The success ratio was 100%, with location accuracy within 20 mm along the longitudinal axis. The detection time of approximately 21/2 min is clearly shorter than the time necessary for intraoperative colonoscopy and x-ray.

The magnetic force line of our MMCDS can penetrate human organs. Therefore, MMCDS can identify the magnetic body, even when the marking site is covered by tissue or organs. Even on the retroperitoneal side, we can readily detect the site through the opposite bowel wall. MMCDS can identify the marking clip without being influenced by metallic implantations, such as a cardiac pacemaker or artificial joint.

Another feature of our MMCDS is that the detector system functions under Coulomb’s law: Force developed between two magnetic poles is inversely proportional to a square of the distance between the poles. In other words, force derived from a magnetic field is inversely proportional to the square of the distance from the magnetic field. Thus, MMCDS has a maximum response at the site of the magnetic body and immediately disappears away from the magnetic body, making it easy to locate the site. These characteristics lend themselves well to the marking procedure.

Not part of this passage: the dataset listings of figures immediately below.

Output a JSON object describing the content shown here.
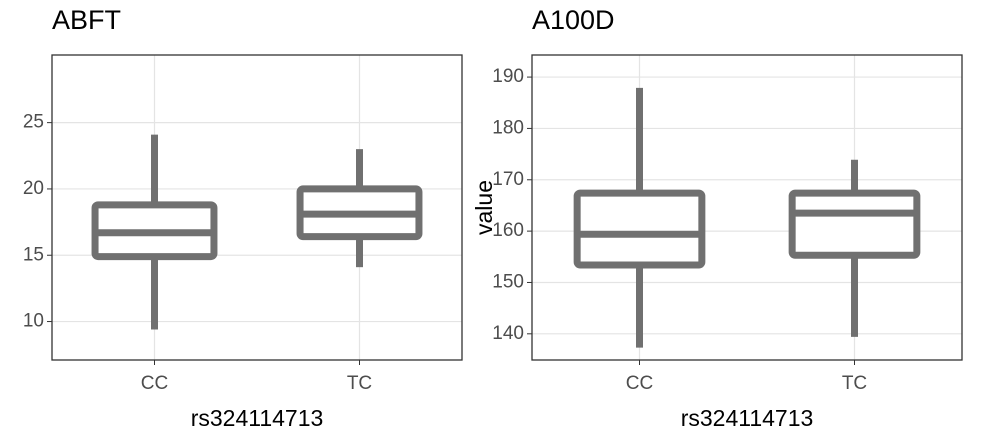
{
  "chart_data": [
    {
      "type": "box",
      "title": "ABFT",
      "x_label": "rs324114713",
      "categories": [
        "CC",
        "TC"
      ],
      "color": "#707070",
      "values": [
        {
          "min": 9.4,
          "q1": 14.9,
          "median": 16.7,
          "q3": 18.8,
          "max": 24.1
        },
        {
          "min": 14.1,
          "q1": 16.4,
          "median": 18.1,
          "q3": 20.0,
          "max": 23.0
        }
      ],
      "ylim": [
        7.1,
        30.1
      ],
      "yticks": [
        10,
        15,
        20,
        25
      ],
      "grid": true
    },
    {
      "type": "box",
      "title": "A100D",
      "x_label": "rs324114713",
      "y_label": "value",
      "categories": [
        "CC",
        "TC"
      ],
      "color": "#707070",
      "values": [
        {
          "min": 137.3,
          "q1": 153.4,
          "median": 159.4,
          "q3": 167.4,
          "max": 187.9
        },
        {
          "min": 139.4,
          "q1": 155.3,
          "median": 163.5,
          "q3": 167.4,
          "max": 173.9
        }
      ],
      "ylim": [
        134.9,
        194.3
      ],
      "yticks": [
        140,
        150,
        160,
        170,
        180,
        190
      ],
      "grid": true
    }
  ]
}
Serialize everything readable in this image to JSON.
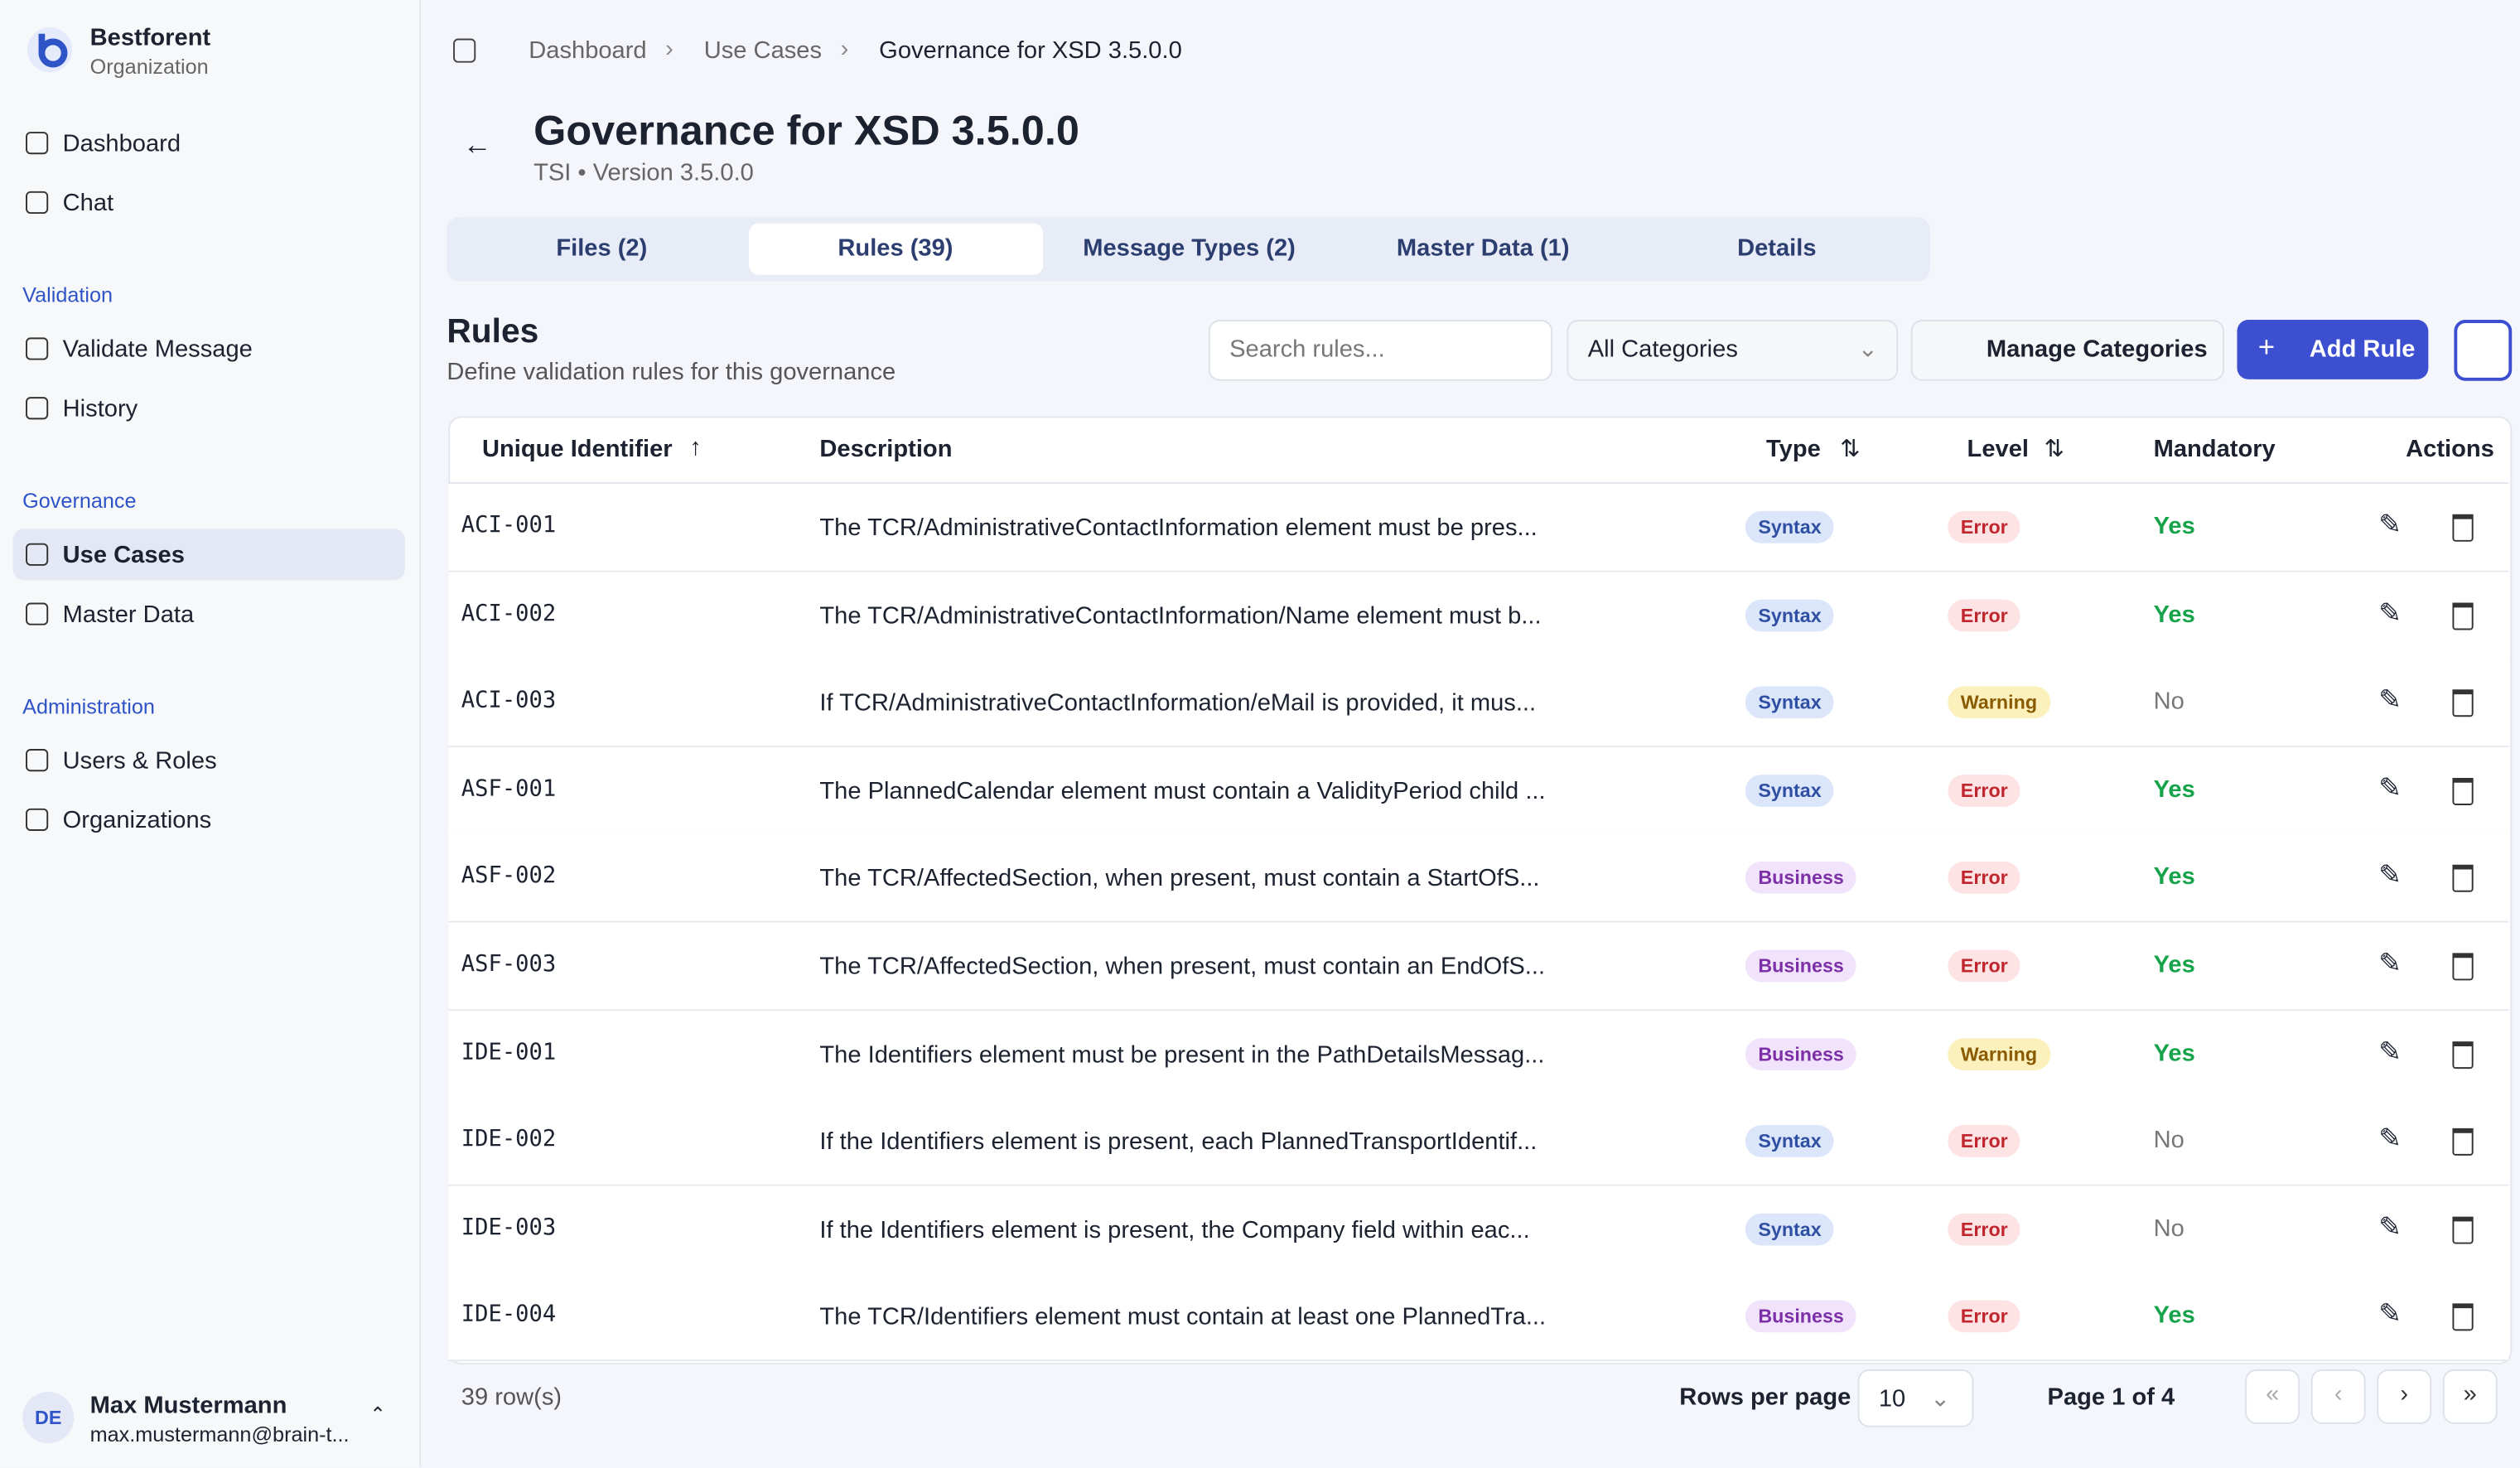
{
  "sidebar": {
    "org_name": "Bestforent",
    "org_type": "Organization",
    "main": [
      "Dashboard",
      "Chat"
    ],
    "groups": [
      {
        "title": "Validation",
        "items": [
          "Validate Message",
          "History"
        ]
      },
      {
        "title": "Governance",
        "items": [
          "Use Cases",
          "Master Data"
        ]
      },
      {
        "title": "Administration",
        "items": [
          "Users & Roles",
          "Organizations"
        ]
      }
    ],
    "user": {
      "initials": "DE",
      "name": "Max Mustermann",
      "email": "max.mustermann@brain-t..."
    }
  },
  "breadcrumb": [
    "Dashboard",
    "Use Cases",
    "Governance for XSD 3.5.0.0"
  ],
  "header": {
    "title": "Governance for XSD 3.5.0.0",
    "subtitle": "TSI • Version 3.5.0.0"
  },
  "tabs": [
    "Files (2)",
    "Rules (39)",
    "Message Types (2)",
    "Master Data (1)",
    "Details"
  ],
  "rules": {
    "title": "Rules",
    "subtitle": "Define validation rules for this governance",
    "search_placeholder": "Search rules...",
    "category_filter": "All Categories",
    "manage_button": "Manage Categories",
    "add_button": "Add Rule"
  },
  "table": {
    "columns": [
      "Unique Identifier",
      "Description",
      "Type",
      "Level",
      "Mandatory",
      "Actions"
    ],
    "rows": [
      [
        "ACI-001",
        "The TCR/AdministrativeContactInformation element must be pres...",
        "Syntax",
        "Error",
        "Yes"
      ],
      [
        "ACI-002",
        "The TCR/AdministrativeContactInformation/Name element must b...",
        "Syntax",
        "Error",
        "Yes"
      ],
      [
        "ACI-003",
        "If TCR/AdministrativeContactInformation/eMail is provided, it mus...",
        "Syntax",
        "Warning",
        "No"
      ],
      [
        "ASF-001",
        "The PlannedCalendar element must contain a ValidityPeriod child ...",
        "Syntax",
        "Error",
        "Yes"
      ],
      [
        "ASF-002",
        "The TCR/AffectedSection, when present, must contain a StartOfS...",
        "Business",
        "Error",
        "Yes"
      ],
      [
        "ASF-003",
        "The TCR/AffectedSection, when present, must contain an EndOfS...",
        "Business",
        "Error",
        "Yes"
      ],
      [
        "IDE-001",
        "The Identifiers element must be present in the PathDetailsMessag...",
        "Business",
        "Warning",
        "Yes"
      ],
      [
        "IDE-002",
        "If the Identifiers element is present, each PlannedTransportIdentif...",
        "Syntax",
        "Error",
        "No"
      ],
      [
        "IDE-003",
        "If the Identifiers element is present, the Company field within eac...",
        "Syntax",
        "Error",
        "No"
      ],
      [
        "IDE-004",
        "The TCR/Identifiers element must contain at least one PlannedTra...",
        "Business",
        "Error",
        "Yes"
      ]
    ]
  },
  "footer": {
    "row_count": "39 row(s)",
    "rows_per_page_label": "Rows per page",
    "rows_per_page": 10,
    "page_info": "Page 1 of 4"
  }
}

Since the detector system works through layers of bowels, care should be taken to avoid incorrect detection due to overlapped colon. This error can easily be avoided by stretching the colon along its longitudinal axis.

In this study, the interval between placement of the marking clip and surgery was 4.2 days on average and 5 days at most. In no case were magnetic marking clips dislodged during these periods. Even with conventional metallic clips, none have ever dislodged within 2 weeks of placement. However, we recommend the interval between setting the magnetic marking clips and the time of surgery to be as close as possible to reduce the possibility of the marking clips being dislodged from the mucosa.

The marking clip detector system was designed and manufactured by us but has not been marketed. After gas sterilization, MMCDS can be reused. The cost of the marking device is as follows: one marking clip (MD-59), $6.50; magnetic body, $20; and reusable clip fixing device (HX-5QR-1), $425.